American companies are increasingly moving to foreign countries to reduce their tax bills. This practice, called corporate inversion, involves moving a corporation’s headquarters to a country with corporate tax rates lower than those of the United States. Policymakers are worried that inversion allows companies to enjoy the benefits of doing business in America while avoiding the costs, eroding the U.S. tax base in the process. Despite policymakers’ concerns, a recent study suggests U.S. corporations will continue to look for opportunities to move overseas because the benefits of inversion often outweigh the costs.
A report from business professors Felipe Cortes of Northeastern University and Armando R. Gomes and Radhakrishnan Gopalan of Washington University in St. Louis identifies two crucial issues a firm must consider when deciding where to incorporate: the tax rate payable on the parent company’s profits, and the applicable corporate law. These factors may determine whether it makes good business sense to become an American Company with Foreign Incorporation (AFC) or to remain a U.S. firm.
The authors examined 240 AFCs and compared them to a control group of comparable U.S.-incorporated companies. They measured the effects of foreign incorporation by looking to the effective tax rates of the firms, the degree of leverage of the firms (the cash balance as a proportion of total assets), the amount of attention the firms attract from analysts, and the value investors place on cash held by the firms.
Cortes and his co-authors found that AFCs had a 7% lower effective tax rate than the control group of U.S.-incorporated firms. In some “tax havens,” such as Bermuda, the Cayman Islands, and Ireland, the effective rate can be as low as 0%. In addition, many foreign countries have territorial tax systems, where only income earned within their borders is taxed. The U.S., on the other hand, currently taxes the worldwide earnings of a company incorporated in the U.S. This is a major reason why a U.S. company might decide to invert.
Still, Cortes and his co-authors found inverting corporations may face significant costs because of the corporate laws in the country where they choose to relocate. This is because countries where AFCs are incorporated generally have weaker rule of law indexes compared to the United States. The authors note these indexes, promulgated by the World Bank, refer to “the extent to which agents have confidence in and abide by the rules of society, and in particular the quality of contract enforcement, property rights, the police, and the courts, as well as the likelihood of crime and violence.” Weaker rule of law means weaker protection for outside shareholders.
In addition, the authors found that AFCs exhibit significantly lower leverage rates than U.S. companies (22.7% higher cash balance as a proportion of total assets). AFCs further face a higher “bid-ask spread” for their stock (the difference in price between the highest price that the buyer is willing to pay and the lowest price at which a seller is willing to sell). According to the authors, AFCs also garner less analyst following, meaning investors perceive an “element of opaqueness” about AFCs and are reluctant to hold and trade in their stock. This results in AFCs’ cash being valued below U.S. companies’ cash. Further, AFCs generally have higher cash balances and pay fewer dividends than U.S. firms.

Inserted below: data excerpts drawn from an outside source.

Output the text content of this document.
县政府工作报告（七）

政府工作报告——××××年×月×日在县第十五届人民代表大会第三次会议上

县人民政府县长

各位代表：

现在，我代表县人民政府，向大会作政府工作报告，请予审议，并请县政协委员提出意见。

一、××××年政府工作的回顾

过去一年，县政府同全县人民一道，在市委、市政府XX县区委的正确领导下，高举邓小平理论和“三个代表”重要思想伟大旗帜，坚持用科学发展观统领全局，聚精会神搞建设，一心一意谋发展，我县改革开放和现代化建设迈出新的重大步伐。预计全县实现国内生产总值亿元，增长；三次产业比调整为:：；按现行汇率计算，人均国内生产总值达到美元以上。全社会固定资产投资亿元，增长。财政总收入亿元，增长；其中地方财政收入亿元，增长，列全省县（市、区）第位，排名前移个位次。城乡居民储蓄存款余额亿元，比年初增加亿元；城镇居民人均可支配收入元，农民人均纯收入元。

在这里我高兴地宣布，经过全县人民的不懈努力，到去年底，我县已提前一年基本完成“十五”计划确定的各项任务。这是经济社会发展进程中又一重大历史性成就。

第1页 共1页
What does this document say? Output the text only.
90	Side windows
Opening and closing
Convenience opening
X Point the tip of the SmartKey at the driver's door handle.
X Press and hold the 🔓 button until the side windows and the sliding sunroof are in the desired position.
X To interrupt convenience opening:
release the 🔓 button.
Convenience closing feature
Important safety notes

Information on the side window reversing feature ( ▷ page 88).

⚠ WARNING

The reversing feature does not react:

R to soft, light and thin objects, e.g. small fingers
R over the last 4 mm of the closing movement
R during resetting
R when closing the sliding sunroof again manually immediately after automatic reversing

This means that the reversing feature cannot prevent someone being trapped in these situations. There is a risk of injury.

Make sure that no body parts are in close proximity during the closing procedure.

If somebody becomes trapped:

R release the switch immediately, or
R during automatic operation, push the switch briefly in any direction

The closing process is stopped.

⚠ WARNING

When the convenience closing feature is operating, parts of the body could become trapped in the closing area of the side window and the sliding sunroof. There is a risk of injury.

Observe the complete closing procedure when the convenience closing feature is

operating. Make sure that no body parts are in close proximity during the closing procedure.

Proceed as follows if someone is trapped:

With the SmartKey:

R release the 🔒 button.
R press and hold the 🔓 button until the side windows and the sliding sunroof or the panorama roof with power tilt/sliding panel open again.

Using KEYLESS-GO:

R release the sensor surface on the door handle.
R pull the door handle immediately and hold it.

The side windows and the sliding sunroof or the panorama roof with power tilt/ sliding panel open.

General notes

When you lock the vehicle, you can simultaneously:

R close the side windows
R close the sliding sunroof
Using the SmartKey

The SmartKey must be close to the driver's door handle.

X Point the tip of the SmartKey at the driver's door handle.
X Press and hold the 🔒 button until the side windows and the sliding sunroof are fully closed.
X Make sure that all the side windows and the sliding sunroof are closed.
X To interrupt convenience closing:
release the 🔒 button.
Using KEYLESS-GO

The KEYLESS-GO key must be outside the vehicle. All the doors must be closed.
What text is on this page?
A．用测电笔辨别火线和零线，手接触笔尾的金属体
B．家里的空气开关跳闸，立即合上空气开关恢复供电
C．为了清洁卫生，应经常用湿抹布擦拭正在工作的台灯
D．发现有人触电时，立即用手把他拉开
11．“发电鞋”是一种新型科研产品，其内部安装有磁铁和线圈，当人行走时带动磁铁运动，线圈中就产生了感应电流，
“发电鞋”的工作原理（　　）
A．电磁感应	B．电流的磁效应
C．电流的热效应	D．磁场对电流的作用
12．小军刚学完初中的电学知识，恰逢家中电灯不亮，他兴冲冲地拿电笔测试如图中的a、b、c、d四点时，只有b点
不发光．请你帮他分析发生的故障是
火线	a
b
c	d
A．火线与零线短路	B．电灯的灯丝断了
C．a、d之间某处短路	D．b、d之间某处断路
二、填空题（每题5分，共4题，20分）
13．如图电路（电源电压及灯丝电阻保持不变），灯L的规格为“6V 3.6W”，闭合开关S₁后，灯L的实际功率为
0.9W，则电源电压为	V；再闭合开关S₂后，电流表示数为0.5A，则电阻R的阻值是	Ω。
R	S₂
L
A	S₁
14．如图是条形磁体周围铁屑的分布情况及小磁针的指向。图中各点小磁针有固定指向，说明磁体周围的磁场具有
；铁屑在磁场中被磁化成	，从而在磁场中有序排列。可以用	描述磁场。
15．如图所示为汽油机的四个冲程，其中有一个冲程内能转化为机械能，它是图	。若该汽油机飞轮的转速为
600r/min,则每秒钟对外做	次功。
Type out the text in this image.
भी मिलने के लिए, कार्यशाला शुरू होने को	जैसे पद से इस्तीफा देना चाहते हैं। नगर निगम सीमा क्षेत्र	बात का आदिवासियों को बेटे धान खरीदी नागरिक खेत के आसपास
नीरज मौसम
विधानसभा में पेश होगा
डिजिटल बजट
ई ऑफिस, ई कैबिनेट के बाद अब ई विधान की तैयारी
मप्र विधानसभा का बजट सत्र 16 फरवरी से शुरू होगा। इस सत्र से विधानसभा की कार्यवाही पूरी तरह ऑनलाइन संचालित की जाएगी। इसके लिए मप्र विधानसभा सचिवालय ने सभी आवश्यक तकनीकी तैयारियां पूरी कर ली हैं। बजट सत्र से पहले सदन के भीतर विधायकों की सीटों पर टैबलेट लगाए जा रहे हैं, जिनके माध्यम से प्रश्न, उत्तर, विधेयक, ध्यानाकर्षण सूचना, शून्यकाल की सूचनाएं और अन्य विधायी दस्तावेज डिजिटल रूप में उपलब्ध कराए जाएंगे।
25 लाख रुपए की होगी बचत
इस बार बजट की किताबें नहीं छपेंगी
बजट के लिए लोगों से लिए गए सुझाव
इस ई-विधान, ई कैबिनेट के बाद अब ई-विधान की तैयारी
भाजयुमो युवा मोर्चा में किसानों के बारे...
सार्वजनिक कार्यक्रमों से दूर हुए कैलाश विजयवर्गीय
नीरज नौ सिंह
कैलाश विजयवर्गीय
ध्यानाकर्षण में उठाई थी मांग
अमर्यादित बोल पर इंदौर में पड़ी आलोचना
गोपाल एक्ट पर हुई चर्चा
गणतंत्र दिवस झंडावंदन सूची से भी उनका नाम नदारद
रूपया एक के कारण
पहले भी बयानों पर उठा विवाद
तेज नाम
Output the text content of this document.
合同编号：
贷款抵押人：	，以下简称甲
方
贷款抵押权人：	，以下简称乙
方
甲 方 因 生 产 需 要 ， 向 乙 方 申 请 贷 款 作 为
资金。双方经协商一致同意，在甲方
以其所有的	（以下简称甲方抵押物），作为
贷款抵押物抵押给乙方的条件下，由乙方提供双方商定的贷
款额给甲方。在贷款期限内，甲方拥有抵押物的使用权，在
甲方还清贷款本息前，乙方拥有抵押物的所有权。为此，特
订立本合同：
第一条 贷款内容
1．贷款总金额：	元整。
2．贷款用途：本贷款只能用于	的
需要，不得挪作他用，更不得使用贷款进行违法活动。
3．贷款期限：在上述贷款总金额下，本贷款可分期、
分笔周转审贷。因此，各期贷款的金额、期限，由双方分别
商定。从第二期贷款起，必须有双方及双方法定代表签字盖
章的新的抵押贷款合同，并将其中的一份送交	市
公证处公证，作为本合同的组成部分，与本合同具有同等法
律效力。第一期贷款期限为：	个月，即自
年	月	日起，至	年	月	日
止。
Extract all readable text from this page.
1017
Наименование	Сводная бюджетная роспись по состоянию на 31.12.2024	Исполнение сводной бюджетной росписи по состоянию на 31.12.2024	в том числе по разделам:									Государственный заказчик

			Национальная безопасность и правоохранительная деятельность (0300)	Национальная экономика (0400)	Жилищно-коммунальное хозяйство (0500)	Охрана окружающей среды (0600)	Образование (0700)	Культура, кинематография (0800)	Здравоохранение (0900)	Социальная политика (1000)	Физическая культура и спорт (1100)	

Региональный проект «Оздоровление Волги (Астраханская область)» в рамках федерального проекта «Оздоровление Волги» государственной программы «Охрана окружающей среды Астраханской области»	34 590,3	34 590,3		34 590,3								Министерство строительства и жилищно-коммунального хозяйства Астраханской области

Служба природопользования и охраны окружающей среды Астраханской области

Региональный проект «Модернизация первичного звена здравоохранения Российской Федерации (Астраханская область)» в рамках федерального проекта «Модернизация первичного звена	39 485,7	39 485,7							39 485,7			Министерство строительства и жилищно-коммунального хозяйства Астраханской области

Despite calls from some members of Congress, including the Chairman and Ranking Member of the Senate Finance Committee, no legislation to address inversions has been passed, leaving the Obama Administration to rely on agency-level regulations. President Obama recently called for curbing corporate inversions in the name of “economic patriotism.” Treasury Secretary Jack Lew sent a letter to Congress expressing the same sentiment, urging them to take legislative action on inversions.
Currently, the U.S. tax code requires that an inversion can take place only if the owners of the American company seeking inversion will own less than 80% of the resulting firm. The U.S. Department of the Treasury recently announced plans to slow the growth of inversions. Among these steps are proposals that would make it harder for companies to find a suitable merger partner. This means that a U.S. corporation must find a foreign merger partner around one-quarter of its size, which is not an easy task.
Some policymakers, including Senator Charles Schumer (D-NY), have called for measures to stiffen the ownership requirement, which the U.S. Department of the Treasury announced it would do. Additionally, companies may have to pay an exit tax in order to invert. This could raise the cost of inversion, making it too expensive for some firms to reincorporate.
While new regulations may affect the calculation for some firms, Cortes and his co-authors conclude that corporate inversions are likely to become more common because they often make good business sense. Moreover, increasing competitive pressures drive many companies to consider moving overseas. Some countries that rank well in terms of rule of law, including the U.K., Canada, and Switzerland, recently adopted territorial taxations systems to entice prospective companies to reincorporate. Furthermore, many American start-ups are incorporating overseas to start, so laws designed to regulate existing companies may do little to slow the trend of U.S. corporations moving cash beyond the reach of the IRS.